Monsters bestaan niet
De aanslagen in Parijs jagen de meeste mensen het stuipen op het lijf. Gek? Nee, natuurlijk niet! Tenslotte zijn de overleden 129 mensen, allemaal personen zoals jij en ik. Gezellig een avondje uit, een weekendje weg. Genietend van een hapje, zippend aan een goed glas wijn.
Ook ik vind het een angstig idee dat iets wat in onze ogen een vanzelfsprekend gebeuren is, om kan slaan in een levensbedreigende situatie waarbij je leven plots beëindigd kan worden door een koelbloedig beest wat geen genade kent. Een beetje hetzelfde zoals we vroeger bang waren voor een spook in de kast, of een monster onder het bed. Het is met recht een vleesgeworden nachtmerrie als je het zo bekijkt.
Eén van de vragen die bij veel ouders in hun hoofd zit is; hoe leg ik mijn kinderen zo goed mogelijk uit wat er gebeurd is, waar we mee te maken hebben? Dat de wereld helemaal niet zo een leuke plek is als het in de ogen van onze kinderen lijkt.
Voor mij is het antwoord op deze vraag tamelijk gemakkelijk.
Ik vertel mijn kind namelijk helemaal niets!
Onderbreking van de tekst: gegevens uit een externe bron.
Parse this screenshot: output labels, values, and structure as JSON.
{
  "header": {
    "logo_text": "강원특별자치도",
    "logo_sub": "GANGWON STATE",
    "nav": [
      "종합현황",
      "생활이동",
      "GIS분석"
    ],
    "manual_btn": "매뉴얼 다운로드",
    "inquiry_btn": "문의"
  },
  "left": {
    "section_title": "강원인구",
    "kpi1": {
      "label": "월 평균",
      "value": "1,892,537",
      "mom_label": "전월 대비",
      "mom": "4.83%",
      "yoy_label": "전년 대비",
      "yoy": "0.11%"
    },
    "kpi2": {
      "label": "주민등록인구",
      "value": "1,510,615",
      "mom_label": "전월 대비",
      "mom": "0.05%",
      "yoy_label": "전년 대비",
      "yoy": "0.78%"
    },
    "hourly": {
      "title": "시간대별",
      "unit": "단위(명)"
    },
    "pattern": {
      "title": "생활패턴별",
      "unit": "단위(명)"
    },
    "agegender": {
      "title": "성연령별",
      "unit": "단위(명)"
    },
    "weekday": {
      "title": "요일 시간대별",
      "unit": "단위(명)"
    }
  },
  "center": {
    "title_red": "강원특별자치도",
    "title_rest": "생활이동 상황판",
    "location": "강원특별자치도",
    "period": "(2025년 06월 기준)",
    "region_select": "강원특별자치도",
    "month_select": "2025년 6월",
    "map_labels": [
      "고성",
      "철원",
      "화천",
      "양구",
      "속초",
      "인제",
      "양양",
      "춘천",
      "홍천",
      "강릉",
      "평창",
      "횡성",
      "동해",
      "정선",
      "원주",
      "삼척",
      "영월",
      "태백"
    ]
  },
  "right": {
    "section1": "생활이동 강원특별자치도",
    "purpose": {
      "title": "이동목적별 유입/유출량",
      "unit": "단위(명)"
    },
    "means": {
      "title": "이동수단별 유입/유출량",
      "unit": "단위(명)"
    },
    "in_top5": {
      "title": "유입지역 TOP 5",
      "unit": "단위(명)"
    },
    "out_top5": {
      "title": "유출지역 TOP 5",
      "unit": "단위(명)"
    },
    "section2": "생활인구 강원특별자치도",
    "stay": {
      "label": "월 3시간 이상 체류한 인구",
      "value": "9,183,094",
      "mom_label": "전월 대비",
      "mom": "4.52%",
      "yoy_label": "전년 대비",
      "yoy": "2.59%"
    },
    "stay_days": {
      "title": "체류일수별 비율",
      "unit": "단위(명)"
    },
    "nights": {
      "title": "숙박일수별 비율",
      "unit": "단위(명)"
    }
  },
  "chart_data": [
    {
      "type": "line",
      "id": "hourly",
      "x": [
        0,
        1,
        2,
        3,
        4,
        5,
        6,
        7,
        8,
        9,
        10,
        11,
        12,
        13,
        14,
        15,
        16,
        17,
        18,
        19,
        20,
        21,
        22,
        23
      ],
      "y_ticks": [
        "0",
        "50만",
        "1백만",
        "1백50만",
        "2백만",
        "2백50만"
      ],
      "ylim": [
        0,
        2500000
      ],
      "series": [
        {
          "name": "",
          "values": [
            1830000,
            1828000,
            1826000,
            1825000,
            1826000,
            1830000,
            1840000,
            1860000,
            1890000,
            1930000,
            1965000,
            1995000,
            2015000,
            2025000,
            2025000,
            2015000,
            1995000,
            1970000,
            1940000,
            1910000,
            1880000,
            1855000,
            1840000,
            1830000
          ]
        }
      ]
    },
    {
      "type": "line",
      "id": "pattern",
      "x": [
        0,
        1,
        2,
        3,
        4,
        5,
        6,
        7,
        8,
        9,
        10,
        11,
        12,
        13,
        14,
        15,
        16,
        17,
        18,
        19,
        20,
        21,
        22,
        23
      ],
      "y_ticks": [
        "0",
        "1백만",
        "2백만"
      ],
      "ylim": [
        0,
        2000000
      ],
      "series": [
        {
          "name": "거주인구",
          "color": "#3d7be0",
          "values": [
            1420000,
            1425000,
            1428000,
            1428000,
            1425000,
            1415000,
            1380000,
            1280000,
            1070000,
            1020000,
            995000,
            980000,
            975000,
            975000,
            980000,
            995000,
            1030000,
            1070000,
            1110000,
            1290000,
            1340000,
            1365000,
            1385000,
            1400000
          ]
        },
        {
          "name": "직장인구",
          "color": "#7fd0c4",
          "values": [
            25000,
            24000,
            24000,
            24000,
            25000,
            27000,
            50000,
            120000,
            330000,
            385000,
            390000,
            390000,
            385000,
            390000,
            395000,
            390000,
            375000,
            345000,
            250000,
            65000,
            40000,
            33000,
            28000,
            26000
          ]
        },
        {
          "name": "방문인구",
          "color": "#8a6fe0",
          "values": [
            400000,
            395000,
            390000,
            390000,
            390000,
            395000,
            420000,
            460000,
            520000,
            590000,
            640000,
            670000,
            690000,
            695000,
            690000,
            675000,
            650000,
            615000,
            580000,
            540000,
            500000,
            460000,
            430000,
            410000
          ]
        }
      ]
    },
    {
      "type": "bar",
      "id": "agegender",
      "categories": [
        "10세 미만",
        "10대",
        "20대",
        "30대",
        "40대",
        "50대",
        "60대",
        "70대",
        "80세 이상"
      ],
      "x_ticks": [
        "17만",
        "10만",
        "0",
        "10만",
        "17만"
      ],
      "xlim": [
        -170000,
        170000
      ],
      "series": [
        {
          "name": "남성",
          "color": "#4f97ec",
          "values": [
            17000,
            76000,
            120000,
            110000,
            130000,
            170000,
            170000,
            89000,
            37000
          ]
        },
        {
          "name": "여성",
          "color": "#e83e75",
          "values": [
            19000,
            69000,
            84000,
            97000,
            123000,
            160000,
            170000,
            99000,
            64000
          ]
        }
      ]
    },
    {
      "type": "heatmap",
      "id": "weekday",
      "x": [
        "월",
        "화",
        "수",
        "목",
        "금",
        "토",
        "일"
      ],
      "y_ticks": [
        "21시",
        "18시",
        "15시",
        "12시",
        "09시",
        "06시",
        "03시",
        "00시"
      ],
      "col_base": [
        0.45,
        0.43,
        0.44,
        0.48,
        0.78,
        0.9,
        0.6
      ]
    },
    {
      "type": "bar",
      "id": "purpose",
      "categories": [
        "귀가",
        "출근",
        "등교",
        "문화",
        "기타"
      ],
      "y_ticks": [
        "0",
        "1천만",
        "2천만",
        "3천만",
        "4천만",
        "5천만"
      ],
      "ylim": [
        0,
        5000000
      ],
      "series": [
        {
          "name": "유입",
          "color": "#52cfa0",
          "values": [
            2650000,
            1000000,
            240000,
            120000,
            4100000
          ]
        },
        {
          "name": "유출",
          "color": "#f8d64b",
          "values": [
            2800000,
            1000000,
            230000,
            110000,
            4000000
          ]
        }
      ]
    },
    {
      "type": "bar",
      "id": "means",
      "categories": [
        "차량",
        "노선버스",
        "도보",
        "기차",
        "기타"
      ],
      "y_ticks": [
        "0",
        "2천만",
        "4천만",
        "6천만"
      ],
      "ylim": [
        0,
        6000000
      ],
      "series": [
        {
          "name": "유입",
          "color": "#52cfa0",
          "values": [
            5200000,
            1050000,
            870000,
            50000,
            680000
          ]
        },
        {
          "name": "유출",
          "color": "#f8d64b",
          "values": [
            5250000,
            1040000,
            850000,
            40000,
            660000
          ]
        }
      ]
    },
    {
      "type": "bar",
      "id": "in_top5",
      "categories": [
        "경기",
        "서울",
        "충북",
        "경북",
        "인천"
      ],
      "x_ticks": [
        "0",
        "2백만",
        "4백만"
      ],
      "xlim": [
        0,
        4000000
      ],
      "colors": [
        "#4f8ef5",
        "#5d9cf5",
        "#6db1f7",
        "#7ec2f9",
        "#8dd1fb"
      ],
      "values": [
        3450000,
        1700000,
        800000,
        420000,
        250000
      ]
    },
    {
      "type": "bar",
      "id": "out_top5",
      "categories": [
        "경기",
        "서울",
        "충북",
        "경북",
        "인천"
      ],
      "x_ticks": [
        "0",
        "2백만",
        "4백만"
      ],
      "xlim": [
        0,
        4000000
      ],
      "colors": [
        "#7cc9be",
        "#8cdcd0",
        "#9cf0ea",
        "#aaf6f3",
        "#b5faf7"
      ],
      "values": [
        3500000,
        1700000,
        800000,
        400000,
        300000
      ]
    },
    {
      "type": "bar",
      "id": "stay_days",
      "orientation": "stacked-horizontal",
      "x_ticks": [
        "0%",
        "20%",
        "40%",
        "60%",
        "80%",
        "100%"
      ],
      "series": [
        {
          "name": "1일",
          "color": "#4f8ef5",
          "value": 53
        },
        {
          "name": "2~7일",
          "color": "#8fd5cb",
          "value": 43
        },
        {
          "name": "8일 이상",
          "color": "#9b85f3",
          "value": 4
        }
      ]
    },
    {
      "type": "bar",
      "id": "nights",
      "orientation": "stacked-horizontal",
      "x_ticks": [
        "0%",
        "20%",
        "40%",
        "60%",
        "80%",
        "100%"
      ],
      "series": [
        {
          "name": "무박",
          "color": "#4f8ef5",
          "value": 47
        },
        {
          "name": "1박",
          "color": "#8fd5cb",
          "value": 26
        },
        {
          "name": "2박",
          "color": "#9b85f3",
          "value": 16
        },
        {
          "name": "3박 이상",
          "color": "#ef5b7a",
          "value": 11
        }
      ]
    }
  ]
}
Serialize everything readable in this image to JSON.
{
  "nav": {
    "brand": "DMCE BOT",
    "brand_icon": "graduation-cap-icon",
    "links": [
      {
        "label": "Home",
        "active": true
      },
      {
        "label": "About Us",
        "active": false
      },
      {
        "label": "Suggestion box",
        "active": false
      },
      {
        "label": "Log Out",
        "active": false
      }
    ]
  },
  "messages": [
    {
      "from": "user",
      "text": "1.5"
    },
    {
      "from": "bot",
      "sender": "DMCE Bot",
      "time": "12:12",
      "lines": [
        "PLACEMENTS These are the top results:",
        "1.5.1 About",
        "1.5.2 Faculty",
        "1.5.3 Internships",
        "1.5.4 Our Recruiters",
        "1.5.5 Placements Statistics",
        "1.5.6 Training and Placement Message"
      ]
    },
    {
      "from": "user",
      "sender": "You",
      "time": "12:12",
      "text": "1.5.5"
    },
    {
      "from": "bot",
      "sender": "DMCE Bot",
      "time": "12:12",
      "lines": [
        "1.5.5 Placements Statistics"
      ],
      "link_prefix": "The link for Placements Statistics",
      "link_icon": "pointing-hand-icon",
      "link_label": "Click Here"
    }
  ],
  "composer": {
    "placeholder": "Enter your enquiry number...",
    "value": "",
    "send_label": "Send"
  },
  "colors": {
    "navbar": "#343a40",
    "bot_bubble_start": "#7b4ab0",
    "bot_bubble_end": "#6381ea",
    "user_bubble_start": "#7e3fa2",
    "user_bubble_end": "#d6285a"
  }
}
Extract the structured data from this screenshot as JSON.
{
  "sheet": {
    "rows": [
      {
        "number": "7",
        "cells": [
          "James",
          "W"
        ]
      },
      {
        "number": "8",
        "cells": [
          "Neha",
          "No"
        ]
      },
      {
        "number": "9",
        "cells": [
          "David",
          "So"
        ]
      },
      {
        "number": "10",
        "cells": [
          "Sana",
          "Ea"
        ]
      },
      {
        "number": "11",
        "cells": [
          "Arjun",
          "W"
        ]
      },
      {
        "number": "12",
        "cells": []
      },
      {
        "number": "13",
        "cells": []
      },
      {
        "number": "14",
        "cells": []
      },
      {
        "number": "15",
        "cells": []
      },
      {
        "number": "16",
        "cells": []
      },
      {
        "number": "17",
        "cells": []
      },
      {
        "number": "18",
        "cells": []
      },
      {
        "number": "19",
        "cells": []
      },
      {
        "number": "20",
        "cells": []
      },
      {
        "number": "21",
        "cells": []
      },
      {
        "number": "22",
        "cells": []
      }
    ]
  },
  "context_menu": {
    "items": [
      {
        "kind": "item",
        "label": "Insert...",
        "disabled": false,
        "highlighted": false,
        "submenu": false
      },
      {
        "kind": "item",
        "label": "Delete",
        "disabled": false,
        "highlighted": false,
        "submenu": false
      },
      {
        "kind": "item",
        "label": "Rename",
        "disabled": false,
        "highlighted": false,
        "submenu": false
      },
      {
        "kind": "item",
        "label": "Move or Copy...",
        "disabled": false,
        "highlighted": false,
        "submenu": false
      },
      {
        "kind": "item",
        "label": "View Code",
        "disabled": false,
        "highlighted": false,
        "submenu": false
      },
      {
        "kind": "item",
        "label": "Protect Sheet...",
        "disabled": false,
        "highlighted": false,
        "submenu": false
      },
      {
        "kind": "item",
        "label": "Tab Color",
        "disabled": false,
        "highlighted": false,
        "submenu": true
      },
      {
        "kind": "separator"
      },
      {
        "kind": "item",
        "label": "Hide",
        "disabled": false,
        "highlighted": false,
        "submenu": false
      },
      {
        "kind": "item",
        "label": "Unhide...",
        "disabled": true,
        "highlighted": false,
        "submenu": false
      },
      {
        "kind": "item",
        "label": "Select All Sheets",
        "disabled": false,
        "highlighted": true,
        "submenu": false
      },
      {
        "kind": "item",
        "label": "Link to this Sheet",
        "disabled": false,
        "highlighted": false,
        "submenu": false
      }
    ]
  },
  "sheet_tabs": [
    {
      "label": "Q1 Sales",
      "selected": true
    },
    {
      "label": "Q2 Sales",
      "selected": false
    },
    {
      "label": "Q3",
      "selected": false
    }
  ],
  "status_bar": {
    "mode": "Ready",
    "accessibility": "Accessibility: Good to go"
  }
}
Een van de dingen die ik persoonlijk mis aan mijn kindertijd is de manier waarop je alles kan bekijken met een frisse blik. Nog niet verpest door alles wat het oog gezien heeft.
Een kind kan luisteren, op een manier die niet beïnvloed is door de dingen die hij, of zij eerder heeft gehoord en bovenal: een kind kan liefhebben zoals een volwassene nooit meer zou kunnen. Namelijk zonder enige angst voor teleurstelling, pijn of veroordelen.
Is dit niet iets wat we moeten koesteren? Die tijd dat Sinterklaas en de paashaas nog bestaan en de wereld bestaat uit alles wat mooi is.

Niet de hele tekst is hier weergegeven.